Der Gimritzer Damm an der gleichnamigen Straße in Halle-Neustadt sorgt nicht erst für Diskussionen, seit Wiegand am 15. Juli mit der Begründung, Gefahr für Leib und Leben abwenden zu müssen, im Alleingang den Baustart für den Deich verkündete. Spätestens seit dem Winter-Hochwasser Anfang 2011 steht nämlich fest, dass der Deich seine Bezeichnung längst nicht mehr verdient. Die Saaleflut drückte damals mit einem Pegel von 6,90 Meter auf den Wall. Seinerzeit wurde die Sieben-Meter-Marke als kritischer Wert angesehen. Was Wiegand als damaligen Innendezernenten dazu veranlasste, im Eilverfahren einen mobilen, 1,6 Kilometer langen Schutzschlauch zu kaufen, um damit den Deich schnell und unkompliziert erhöhen zu können. Zum Einsatz kam die 45?000 Euro teure Sperre zunächst nicht. Wiegand aber geriet in die Kritik, nachdem das Rathaus damals seinen Flut-Bericht vorgelegt hatte. Daraus ging hervor, dass er als Chef des Krisenstabes den Kauf ohne Abstimmung mit der 2011 amtierenden Oberbürgermeisterin Dagmar Szabados (SPD) in die Wege geleitet hatte.

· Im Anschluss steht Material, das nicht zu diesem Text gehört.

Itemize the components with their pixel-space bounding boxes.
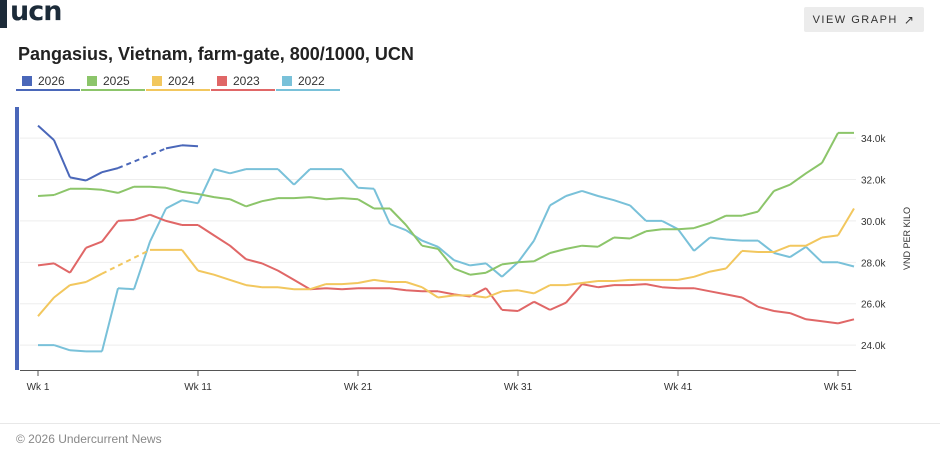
series-line-2022[interactable] xyxy=(38,168,855,353)
series-gap-line-2026 xyxy=(117,147,167,170)
legend-swatch-2022 xyxy=(282,76,292,86)
y-axis-title: VND PER KILO xyxy=(902,207,912,270)
copyright-text: © 2026 Undercurrent News xyxy=(16,432,162,446)
y-tick-label: 28.0k xyxy=(861,258,886,269)
legend-swatch-2025 xyxy=(87,76,97,86)
legend-swatch-2024 xyxy=(152,76,162,86)
legend-label-2023: 2023 xyxy=(233,74,260,88)
series-2025 xyxy=(37,131,854,276)
chart-title: Pangasius, Vietnam, farm-gate, 800/1000,… xyxy=(18,44,414,64)
y-tick-label: 24.0k xyxy=(861,341,886,352)
series-line-2026[interactable] xyxy=(37,124,199,182)
y-tick-label: 30.0k xyxy=(861,217,886,228)
logo-bar xyxy=(0,0,7,28)
series-line-2023[interactable] xyxy=(37,213,855,325)
view-graph-button[interactable]: VIEW GRAPH ↗ xyxy=(804,7,924,32)
arrow-up-right-icon: ↗ xyxy=(903,12,916,27)
legend-item-2022[interactable]: 2022 xyxy=(276,73,340,91)
series-2023 xyxy=(37,213,855,325)
chart-accent-bar xyxy=(15,107,19,370)
legend-item-2024[interactable]: 2024 xyxy=(146,73,210,91)
legend-item-2025[interactable]: 2025 xyxy=(81,73,145,91)
series-2024 xyxy=(37,207,855,317)
x-tick-label: Wk 11 xyxy=(184,382,212,393)
legend-item-2023[interactable]: 2023 xyxy=(211,73,275,91)
series-line-2024[interactable] xyxy=(37,207,855,317)
legend-item-2026[interactable]: 2026 xyxy=(16,73,80,91)
legend-label-2024: 2024 xyxy=(168,74,195,88)
chart-legend: 2026 2025 2024 2023 2022 xyxy=(16,73,341,91)
x-tick-label: Wk 31 xyxy=(504,382,533,393)
legend-label-2022: 2022 xyxy=(298,74,325,88)
y-tick-label: 32.0k xyxy=(861,175,886,186)
logo[interactable]: ucn xyxy=(10,0,62,27)
series-2026 xyxy=(37,124,199,182)
y-tick-label: 26.0k xyxy=(861,300,886,311)
x-tick-label: Wk 41 xyxy=(664,382,693,393)
series-2022 xyxy=(38,168,855,353)
x-tick-label: Wk 1 xyxy=(27,382,50,393)
y-tick-label: 34.0k xyxy=(861,134,886,145)
x-tick-label: Wk 51 xyxy=(824,382,853,393)
legend-swatch-2026 xyxy=(22,76,32,86)
series-line-2025[interactable] xyxy=(37,131,854,276)
legend-label-2025: 2025 xyxy=(103,74,130,88)
footer-divider xyxy=(0,423,940,424)
legend-label-2026: 2026 xyxy=(38,74,65,88)
view-graph-label: VIEW GRAPH xyxy=(812,13,898,26)
x-tick-label: Wk 21 xyxy=(344,382,373,393)
legend-swatch-2023 xyxy=(217,76,227,86)
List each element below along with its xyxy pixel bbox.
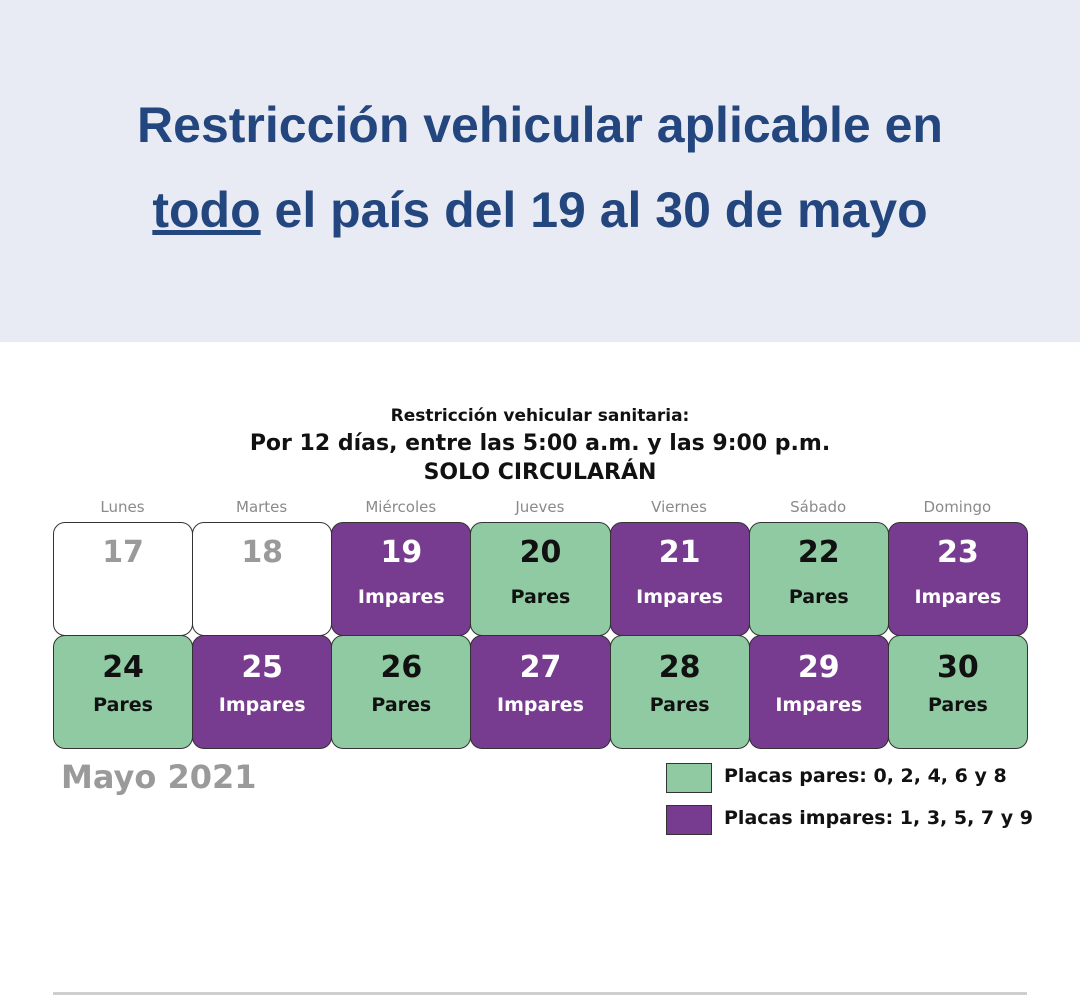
legend-label: Placas pares: 0, 2, 4, 6 y 8 [724,765,1007,787]
header: Restricción vehicular aplicable en todo … [0,0,1080,342]
day-cell: 25 Impares [192,635,333,749]
divider [53,992,1027,995]
day-cell: 26 Pares [331,635,472,749]
day-number: 19 [380,535,423,570]
day-cell: 30 Pares [887,635,1028,749]
title-end: el país del 19 al 30 de mayo [274,182,928,238]
day-number: 21 [658,535,701,570]
title-line: Restricción vehicular aplicable en [137,97,943,153]
day-label: Pares [93,694,153,716]
day-number: 23 [937,535,979,570]
day-cell: 24 Pares [53,635,194,749]
day-cell: 18 [192,522,333,636]
heading: SOLO CIRCULARÁN [423,460,657,485]
title-emphasis: todo [152,182,261,238]
day-number: 28 [658,650,701,685]
weekday: Sábado [790,498,847,516]
legend-swatch [666,805,712,835]
day-number: 24 [102,650,144,685]
day-number: 29 [797,650,840,685]
day-number: 22 [797,535,840,570]
day-label: Impares [218,694,306,716]
weekday: Domingo [923,498,992,516]
day-number: 25 [241,650,284,685]
heading: Restricción vehicular sanitaria: [390,406,690,426]
day-number: 27 [519,650,562,685]
day-number: 20 [519,535,562,570]
day-label: Pares [649,694,710,716]
day-label: Impares [636,586,724,608]
day-cell: 20 Pares [470,522,611,636]
legend-swatch [666,763,712,793]
day-cell: 27 Impares [470,635,611,749]
day-cell: 28 Pares [609,635,750,749]
day-label: Impares [497,694,584,716]
day-cell: 29 Impares [748,635,889,749]
day-label: Impares [914,586,1002,608]
day-cell: 17 [53,522,194,636]
day-number: 18 [241,535,284,570]
title-line: todo el país del 19 al 30 de mayo [0,181,1080,239]
weekday: Miércoles [365,498,437,516]
weekday: Jueves [515,498,565,516]
day-label: Pares [788,586,849,608]
day-cell: 19 Impares [331,522,472,636]
day-label: Pares [371,694,432,716]
day-number: 30 [937,650,979,685]
weekday: Martes [236,498,288,516]
weekday: Lunes [100,498,145,516]
day-number: 17 [102,535,144,570]
day-cell: 22 Pares [748,522,889,636]
heading: Por 12 días, entre las 5:00 a.m. y las 9… [249,431,831,456]
day-number: 26 [380,650,423,685]
day-label: Impares [775,694,863,716]
month: Mayo 2021 [61,758,257,796]
day-label: Impares [357,586,445,608]
legend-label: Placas impares: 1, 3, 5, 7 y 9 [724,807,1033,829]
day-label: Pares [510,586,571,608]
day-label: Pares [927,694,988,716]
day-cell: 21 Impares [609,522,750,636]
weekday: Viernes [651,498,707,516]
day-cell: 23 Impares [887,522,1028,636]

Wiegand wollte zunächst eine mobile Schutzwand kaufen

Genutzt wurde der sogenannte Doppelkammerschlauch beim Juni-Hochwasser in diesem Jahr. Parallel zu den etwa 120?000 Sandsäcken wurde er auf dem Gimritzer Damm aufgebaut. Doch was niemand ahnte: Der Hochwasserscheitel der Saale rollte in der Nacht zum 5. Juni mit einem Pegel von 8,10 Meter durch Halle. Am Gimritzer Damm mussten Feuerwehrleute, Bundeswehrsoldaten und freiwillige Helfer aufgeben. Als das Wasser erstmals über die Dammkrone lief, hielten die Hallenser den Atem an - Neustadt war in akuter Gefahr. Doch der verschlissene Damm, über dessen Sanierung seit dem Hochwasser 2011 diskutiert wird, hielt den Wassermassen stand. Nach dem Sinken der Pegel aber kam der Landesbetrieb für Hochwasserschutz zu dem Schluss, dass der Gimritzer Damm der nächsten Flut nichts mehr entgegenzusetzen hat. Der Stadt wurde jedoch mitgeteilt, dass eine Sanierung noch in diesem Jahr nicht mehr möglich sei. Wiegand wollte deshalb zunächst eine mobile Hochwasserschutzwand kaufen. Mit diesem System, das andernorts genutzt wird, sollte Neustadt Schutz geboten werden. Doch Gasleitungen entlang des Gimritzer Damms machten die Pläne zunichte. Wiegand, der während der Flut den Namen Deichgraf bekam, holte „Plan B“ aus der Schublade. Er ließ im Eiltempo ein Vergabeverfahren laufen und den Bau eines 4,9 Millionen Euro teuren Deichs starten. Begründung: „Es besteht Gefahr für Leib und Leben.“

Wiegands Eilantrag gegen den verhängten Baustopp könnte allerdings zu weiteren Spannungen zwischen dem OB einerseits und der Kommunalaufsicht sowie dem Stadtrat andererseits führen. Nach Auffassung von Rechtsexperten darf Wiegand Rechtsstreitigkeiten von erheblicher Bedeutung nicht ohne Auftrag des Stadtrats führen. Wiegand sieht das anders: „Es handelt sich nach wie vor um einen Eilfall“, so Stadtsprecher Drago Bock.